An incredible article by Lesley Downer was published in the Times today: The caged concubines. Those who know the flower and willow world have certainly recognized Downer’s name, as she is one of the foremost non-Japanese experts on geisha (I have loads of books on Japanese culture, kimono and geisha, but her book Women of the Pleasure Quarters: The Secret History of the Geisha is still on my wish list — must get it soon). Another expert is Liza Dalby, who lived as a geisha for a year in Kyoto and published her anthropological study Geisha.
The Times article is a veritable treasure trove of shogunal history from the standpoint of the women at Edo Castle.

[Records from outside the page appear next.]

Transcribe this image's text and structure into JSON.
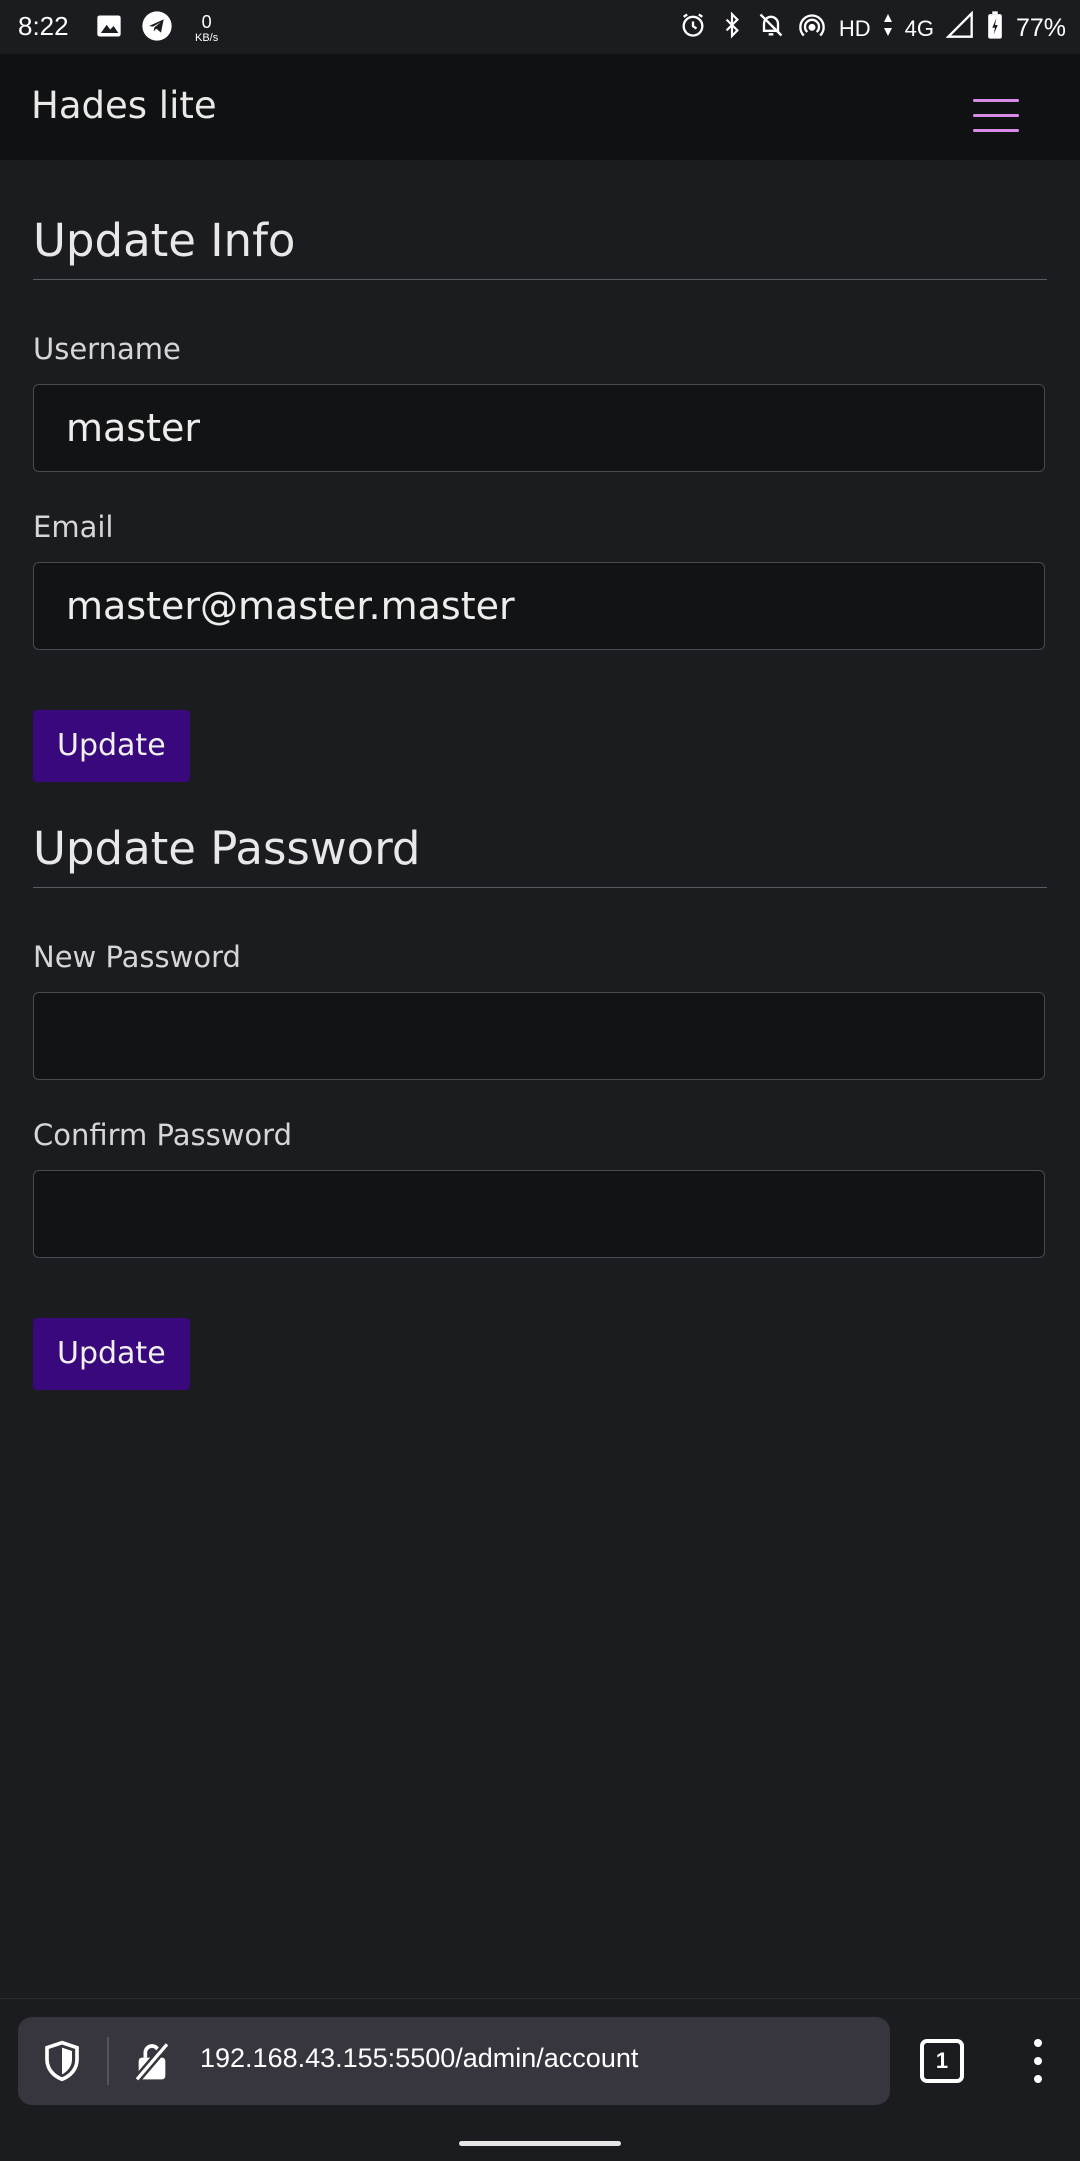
{
  "status_bar": {
    "time": "8:22",
    "net_speed_value": "0",
    "net_speed_unit": "KB/s",
    "network_hd": "HD",
    "network_type": "4G",
    "battery": "77%"
  },
  "navbar": {
    "brand": "Hades lite"
  },
  "update_info": {
    "title": "Update Info",
    "username_label": "Username",
    "username_value": "master",
    "email_label": "Email",
    "email_value": "master@master.master",
    "button": "Update"
  },
  "update_password": {
    "title": "Update Password",
    "new_password_label": "New Password",
    "new_password_value": "",
    "confirm_password_label": "Confirm Password",
    "confirm_password_value": "",
    "button": "Update"
  },
  "browser_bar": {
    "url": "192.168.43.155:5500/admin/account",
    "tab_count": "1"
  },
  "colors": {
    "background": "#1b1c1f",
    "navbar": "#101112",
    "button": "#38087c",
    "hamburger": "#d98ae6",
    "input_bg": "#121314"
  }
}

I especially enjoyed this bit, which is surprising new knowledge for me:
With no male guards, the women had to be responsible for protecting the shogun. There were units of women guards skilled with the naginata – the long-handled spear, akin to a halberd. Consisting of a long curved blade as sharp as a razor, fitted to the end of a staff considerably longer than a sword, it gave a woman the chance to get in a good swipe at a man’s legs before he could reach her. Most women of the warrior class were adept with the halberd, but the women of the inner palace were particularly formidable. They studied the art from childhood and prided themselves on their fearlessness and their skill at striking, thrusting, slashing, parrying and blocking. Every woman had a uniform – a thick black broadcloth jacket, stiff black pleated trousers and a black silk cap bound with a white band – and there was a training hall in the palace where they practised.
The black pleated trousers are hakama. The most concise and informative description I could find of naginata is also from Wikipedia, whereas the Naginata.org website has a neat painting of a woman with a naginata and photos of practitioners.